The speed of the procession, protested the Guardian on August 18th, 1821, has been so rapid as to resemble a race rather than the movements of a funeral train. Even so, the Government could not prevent rioting; Radical MPs and the London Mayor encouraged the mob in blocking the original route, so diverting the carriages through the City. After a scene of confusion and outrage in Hyde Park, “the people’s Queen”, as the Guardian might have called Caroline, was treated with respect; her whom they had loved in life, they followed in death and invariably stood uncovered as the hearse passed. In his journal, meticulous as ever, Henry Bankes, gives a detailed account of the Queen’s illness and death, the mismanagement of the funeral, the killing of two spectators and the inquests that followed.

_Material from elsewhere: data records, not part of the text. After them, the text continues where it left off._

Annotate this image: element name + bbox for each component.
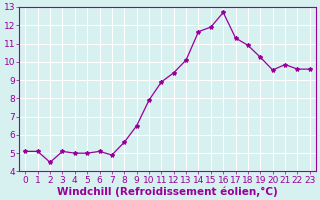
X-axis label: Windchill (Refroidissement éolien,°C): Windchill (Refroidissement éolien,°C) (57, 186, 278, 197)
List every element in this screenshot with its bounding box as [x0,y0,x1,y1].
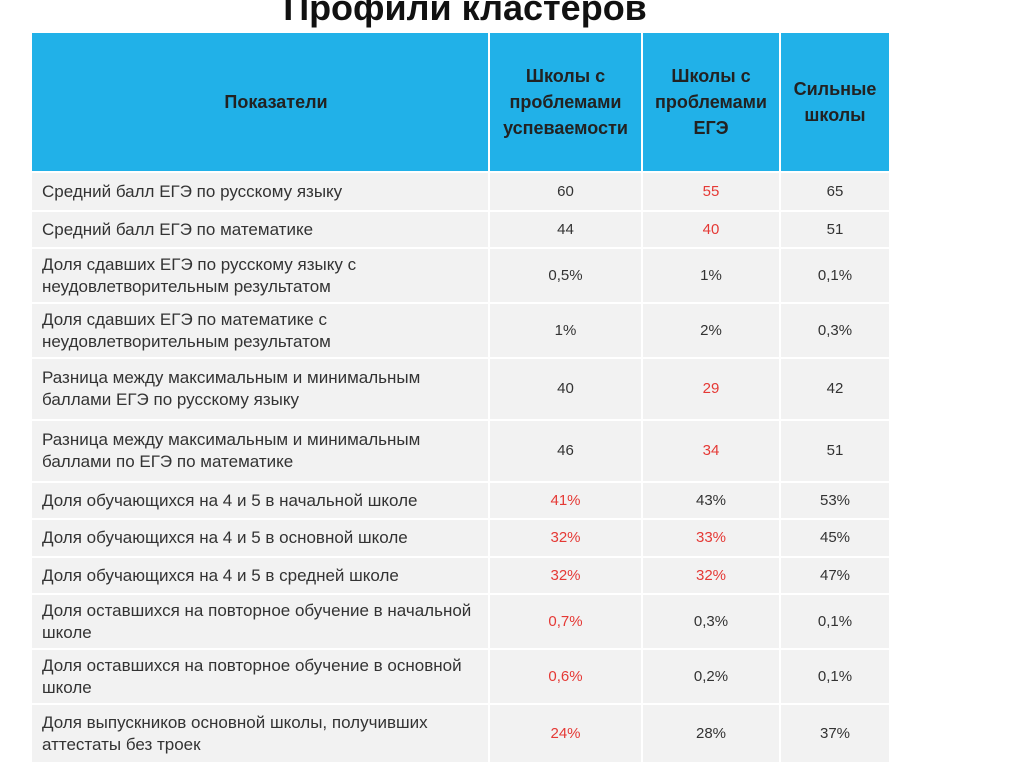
value-cell: 0,6% [489,648,643,704]
value-cell: 51 [780,419,889,482]
value-cell: 46 [489,419,643,482]
value-cell: 34 [642,419,781,482]
table-row: Доля сдавших ЕГЭ по русскому языку с неу… [32,247,889,303]
value-cell: 0,1% [780,648,889,704]
header-performance-problems: Школы с проблемами успеваемости [489,33,643,172]
value-cell: 2% [642,302,781,358]
value-cell: 0,2% [642,648,781,704]
value-cell: 28% [642,703,781,762]
header-indicators: Показатели [32,33,490,172]
value-cell: 0,3% [780,302,889,358]
table-row: Средний балл ЕГЭ по математике 44 40 51 [32,210,889,248]
value-cell: 65 [780,171,889,211]
page-title: Профили кластеров [283,0,647,28]
indicator-label: Доля оставшихся на повторное обучение в … [32,648,490,704]
indicator-label: Средний балл ЕГЭ по математике [32,210,490,248]
value-cell: 40 [642,210,781,248]
value-cell: 53% [780,481,889,519]
indicator-label: Доля выпускников основной школы, получив… [32,703,490,762]
value-cell: 33% [642,518,781,557]
value-cell: 55 [642,171,781,211]
value-cell: 1% [642,247,781,303]
table-row: Доля обучающихся на 4 и 5 в средней школ… [32,556,889,594]
indicator-label: Средний балл ЕГЭ по русскому языку [32,171,490,211]
value-cell: 32% [489,556,643,594]
table-row: Разница между максимальным и минимальным… [32,419,889,482]
value-cell: 43% [642,481,781,519]
value-cell: 37% [780,703,889,762]
value-cell: 29 [642,357,781,420]
value-cell: 60 [489,171,643,211]
value-cell: 40 [489,357,643,420]
header-row: Показатели Школы с проблемами успеваемос… [32,33,889,172]
indicator-label: Доля обучающихся на 4 и 5 в средней школ… [32,556,490,594]
indicator-label: Разница между максимальным и минимальным… [32,419,490,482]
header-exam-problems: Школы с проблемами ЕГЭ [642,33,781,172]
table-row: Доля оставшихся на повторное обучение в … [32,648,889,704]
indicator-label: Доля оставшихся на повторное обучение в … [32,593,490,649]
table-row: Разница между максимальным и минимальным… [32,357,889,420]
value-cell: 51 [780,210,889,248]
value-cell: 0,3% [642,593,781,649]
table-row: Доля сдавших ЕГЭ по математике с неудовл… [32,302,889,358]
table-row: Доля обучающихся на 4 и 5 в основной шко… [32,518,889,557]
value-cell: 47% [780,556,889,594]
indicator-label: Доля обучающихся на 4 и 5 в основной шко… [32,518,490,557]
clusters-table: Показатели Школы с проблемами успеваемос… [32,33,889,762]
value-cell: 0,1% [780,593,889,649]
table-row: Средний балл ЕГЭ по русскому языку 60 55 65 [32,171,889,211]
value-cell: 1% [489,302,643,358]
table-row: Доля выпускников основной школы, получив… [32,703,889,762]
value-cell: 0,1% [780,247,889,303]
indicator-label: Доля сдавших ЕГЭ по русскому языку с неу… [32,247,490,303]
indicator-label: Разница между максимальным и минимальным… [32,357,490,420]
indicator-label: Доля сдавших ЕГЭ по математике с неудовл… [32,302,490,358]
header-strong-schools: Сильные школы [780,33,889,172]
table-row: Доля обучающихся на 4 и 5 в начальной шк… [32,481,889,519]
table-row: Доля оставшихся на повторное обучение в … [32,593,889,649]
value-cell: 32% [489,518,643,557]
value-cell: 42 [780,357,889,420]
indicator-label: Доля обучающихся на 4 и 5 в начальной шк… [32,481,490,519]
value-cell: 45% [780,518,889,557]
value-cell: 32% [642,556,781,594]
value-cell: 0,5% [489,247,643,303]
value-cell: 0,7% [489,593,643,649]
value-cell: 41% [489,481,643,519]
value-cell: 24% [489,703,643,762]
value-cell: 44 [489,210,643,248]
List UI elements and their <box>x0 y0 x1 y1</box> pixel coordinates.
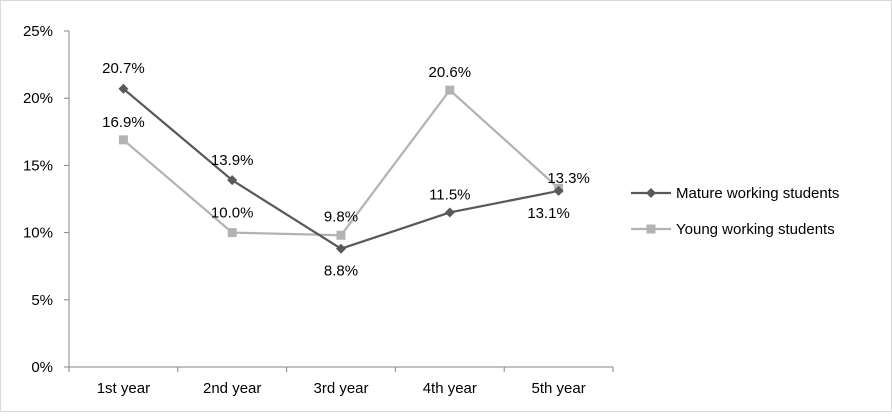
y-tick-label: 25% <box>23 23 53 40</box>
diamond-marker <box>553 185 564 196</box>
y-tick-label: 15% <box>23 157 53 174</box>
data-label: 13.1% <box>527 205 570 222</box>
data-label: 10.0% <box>211 205 254 222</box>
data-label: 20.6% <box>429 64 472 81</box>
data-label: 13.3% <box>547 170 590 187</box>
diamond-marker <box>646 188 656 198</box>
square-marker <box>227 228 237 238</box>
x-tick-label: 5th year <box>531 380 585 397</box>
series-markers <box>118 83 564 254</box>
square-marker <box>336 230 346 240</box>
diamond-marker <box>227 175 238 186</box>
x-tick-label: 3rd year <box>313 380 368 397</box>
square-marker <box>646 224 656 234</box>
y-tick-label: 10% <box>23 225 53 242</box>
diamond-marker <box>118 83 129 94</box>
x-tick-label: 2nd year <box>203 380 261 397</box>
data-label: 11.5% <box>429 186 470 203</box>
data-label: 16.9% <box>102 114 145 131</box>
data-label: 20.7% <box>102 60 145 77</box>
x-tick-label: 4th year <box>423 380 477 397</box>
data-labels: 20.7% 13.9% 8.8% 11.5% 13.1% 16.9% 10.0% 9.8% 20… <box>102 60 590 280</box>
data-label: 9.8% <box>324 208 358 225</box>
square-marker <box>445 85 455 95</box>
x-tick-label: 1st year <box>97 380 150 397</box>
y-tick-label: 20% <box>23 90 53 107</box>
y-tick-label: 5% <box>31 292 53 309</box>
axes: 0% 5% 10% 15% 20% 25% 1st year 2nd year 3rd year… <box>23 23 614 397</box>
data-label: 13.9% <box>211 152 254 169</box>
data-label: 8.8% <box>324 263 358 280</box>
diamond-marker <box>444 207 455 218</box>
diamond-marker <box>336 243 346 254</box>
square-marker <box>118 135 128 145</box>
legend-label: Mature working students <box>676 185 839 202</box>
y-tick-label: 0% <box>31 359 53 376</box>
legend: Mature working students Young working stu… <box>631 185 839 238</box>
legend-label: Young working students <box>676 221 835 238</box>
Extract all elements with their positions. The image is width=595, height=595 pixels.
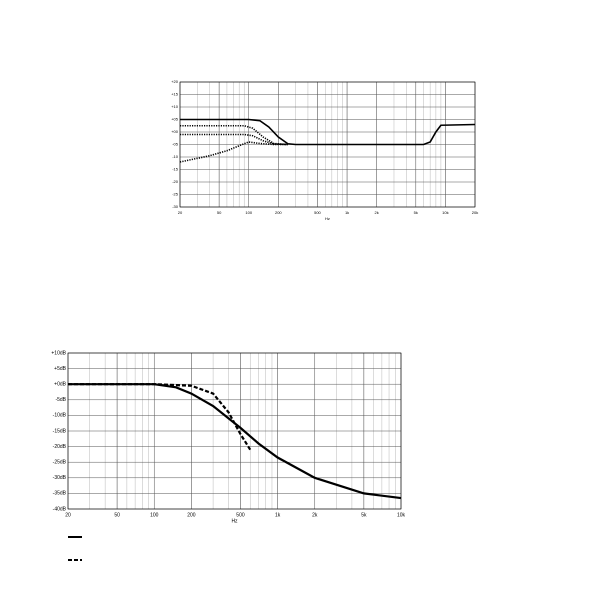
series-line [180, 124, 288, 146]
x-axis-label: Hz [231, 518, 238, 524]
y-tick-label: -15dB [53, 428, 67, 434]
x-tick-label: 20 [65, 512, 71, 518]
series-line [68, 383, 252, 451]
series-line [180, 118, 476, 146]
x-tick-label: 500 [314, 210, 321, 215]
y-tick-label: +0dB [54, 382, 66, 388]
y-tick-label: -30 [172, 204, 179, 209]
y-tick-label: -20 [172, 179, 179, 184]
plot-frame [67, 352, 402, 510]
y-tick-label: -5dB [55, 397, 66, 403]
x-tick-label: 200 [275, 210, 282, 215]
x-tick-label: 500 [236, 512, 245, 518]
y-tick-label: +15 [171, 92, 179, 97]
y-tick-label: +00 [171, 129, 179, 134]
y-tick-label: -15 [172, 167, 179, 172]
series-line [68, 383, 402, 500]
x-tick-label: 200 [187, 512, 196, 518]
y-tick-label: -10dB [53, 413, 67, 419]
y-tick-label: +10 [171, 104, 179, 109]
x-tick-label: 5k [361, 512, 367, 518]
x-tick-label: 1k [345, 210, 349, 215]
y-tick-label: +10dB [51, 350, 66, 356]
x-tick-label: 20 [178, 210, 183, 215]
x-tick-label: 100 [150, 512, 159, 518]
x-tick-label: 2k [312, 512, 318, 518]
x-tick-label: 1k [275, 512, 281, 518]
y-tick-label: -35dB [53, 491, 67, 497]
x-tick-label: 50 [114, 512, 120, 518]
x-tick-label: 5k [414, 210, 418, 215]
x-tick-label: 10k [397, 512, 406, 518]
x-tick-label: 10k [442, 210, 448, 215]
y-tick-label: -20dB [53, 444, 67, 450]
plot-frame [179, 81, 476, 208]
y-tick-label: -40dB [53, 506, 67, 512]
y-tick-label: -25 [172, 192, 179, 197]
y-tick-label: +5dB [54, 366, 66, 372]
chart: +10dB +5dB +0dB -5dB -10dB -15dB -20dB -25dB -30… [51, 350, 406, 561]
x-tick-label: 100 [245, 210, 252, 215]
series-line [179, 141, 288, 163]
y-tick-label: -10 [172, 154, 179, 159]
y-tick-label: +20 [171, 79, 179, 84]
y-tick-label: -05 [172, 142, 179, 147]
x-tick-label: 2k [375, 210, 379, 215]
x-tick-label: 50 [217, 210, 222, 215]
x-tick-label: 20k [472, 210, 478, 215]
series-line [180, 133, 288, 146]
y-tick-label: +05 [171, 117, 179, 122]
y-tick-label: -30dB [53, 475, 67, 481]
x-axis-label: Hz [325, 216, 330, 221]
y-tick-label: -25dB [53, 460, 67, 466]
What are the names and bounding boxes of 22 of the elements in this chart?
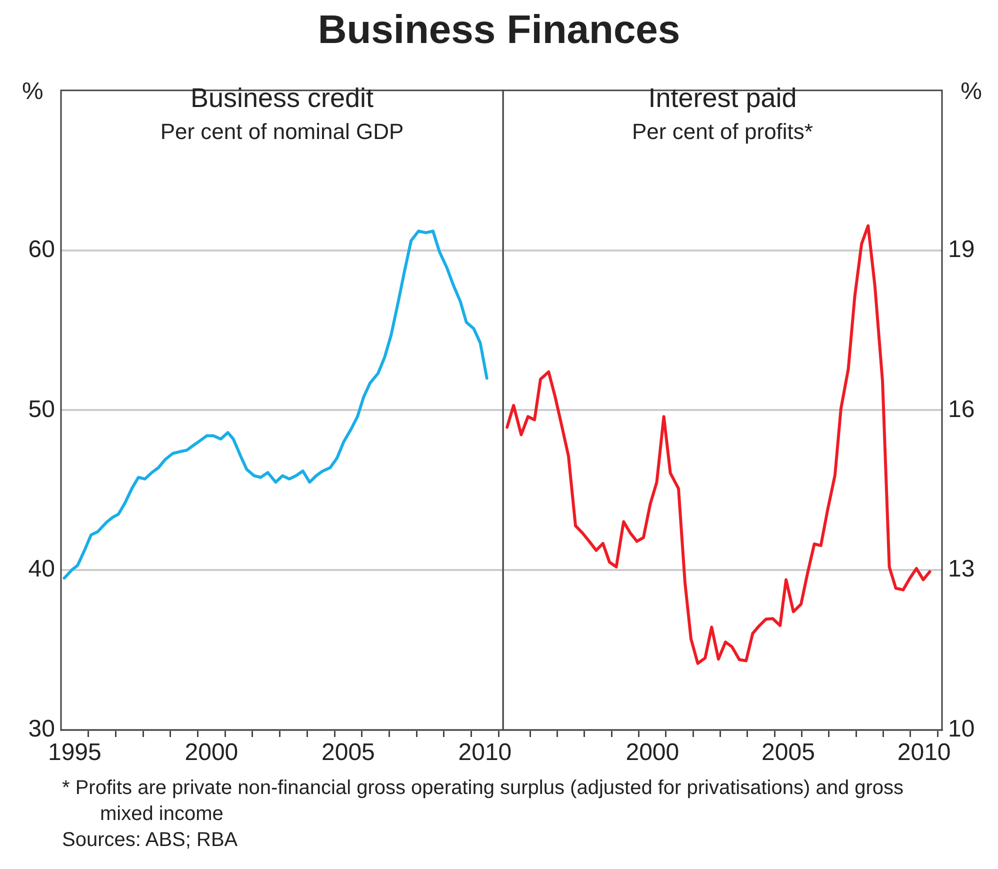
y-tick-label: 13 [948,556,975,583]
text: Per cent of profits* [631,118,814,146]
text: * Profits are private non-financial gross operating surplus (adjusted for privatisations) and gross mixed income [62,776,905,827]
source-note: Sources: ABS; RBA [62,828,239,853]
x-tick-label: 2005 [762,739,815,766]
text: Per cent of nominal GDP [159,118,405,146]
y-tick-label: 60 [28,236,55,263]
y-tick-label: 19 [948,236,975,263]
x-tick-label: 2010 [458,739,512,766]
y-tick-label: 50 [28,396,55,423]
y-tick-label: 40 [28,556,55,583]
y-tick-label: 10 [948,716,975,743]
x-tick-label: 2010 [897,739,951,766]
y-tick-label: 16 [948,396,975,423]
text: Business Finances [316,8,682,53]
x-tick-label: 2000 [626,739,680,766]
y-axis-title: % [22,78,44,106]
x-tick-label: 2005 [321,739,375,766]
chart-title: Interest paid [647,82,798,114]
y-axis-title: % [960,78,982,106]
x-tick-label: 2000 [184,739,238,766]
chart-title: Business credit [189,82,375,114]
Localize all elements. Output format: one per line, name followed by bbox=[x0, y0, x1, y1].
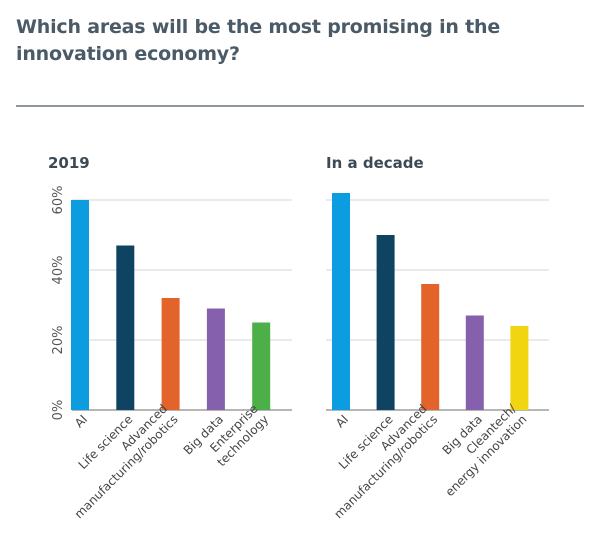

He clearly relies on newspapers for the facts, but expresses very different opinions; he is hostile to the Queen and contemptuous of her supporters.

The Queen’s illness and death.

"After her humiliation on Coronation Day whatever (the Queen) does or wherever she moves is become now a matter of very little consequence to the government or other persons. Underestimating this centre of mischief was a serious error of judgement, but it was understandable. Things had been going much better from George IV’s point of view; public opinion seemed to have swung in his favour. Now, instead of conspiracy theorists spreading rumours of poisoning, Caroline had had her own trusted physicians in attendance. Both…had been employed in her defence, and were appointed her executors. They confirmed that her death resulted from an obstruction in her bowels which no power of medicine succeeded in removing for many hours. At last a passage was effected; but whether she absolutely refused to take further remedies prescribed, as was reported, or whether her disorder was too violent for all medical skill even if it had been applied according to the directions of her physicians, she expired on the night of August 7th.

Then, the best news of all: her desire with regard to the disposition of her body was that it should be conveyed to Brunswick & buried there near her father & brother; that it should be removed from Brandenburg House within three days. & not exposed to public view. So, no need for George IV to return from Ireland for a public funeral."

Plans for the funeral procession….

"Ld Liverpool & the ministers who did not attend the King in Ireland immediately gave directions for carrying this request into execution deeming it very fortunate that she herself had pointed out a mode which appeared unexceptionable & likely to create less popular sensation & tumult than any other. “Fortunate” certainly but no cause for complacency; Ld Liverpool miscalculated. He ignored complaints that the line of road,

..by skirting the metropolis would not pass through the City. Nor did he pay any attention when the Lord Mayor and Aldermen passed resolutions for receiving the corpse with all possible honour, provided it should be allowed to proceed by that way which it was known was not intended. He also rejected a proposal to convey the coffin by water from Hammersmith to Harwich. Henry comments: How the procession might have proceeded by the Thames can only be conjectured, but that the means taken for accomplishing the intended journey by land completely failed, was, within not many hours from its commencement most lamentably demonstrated."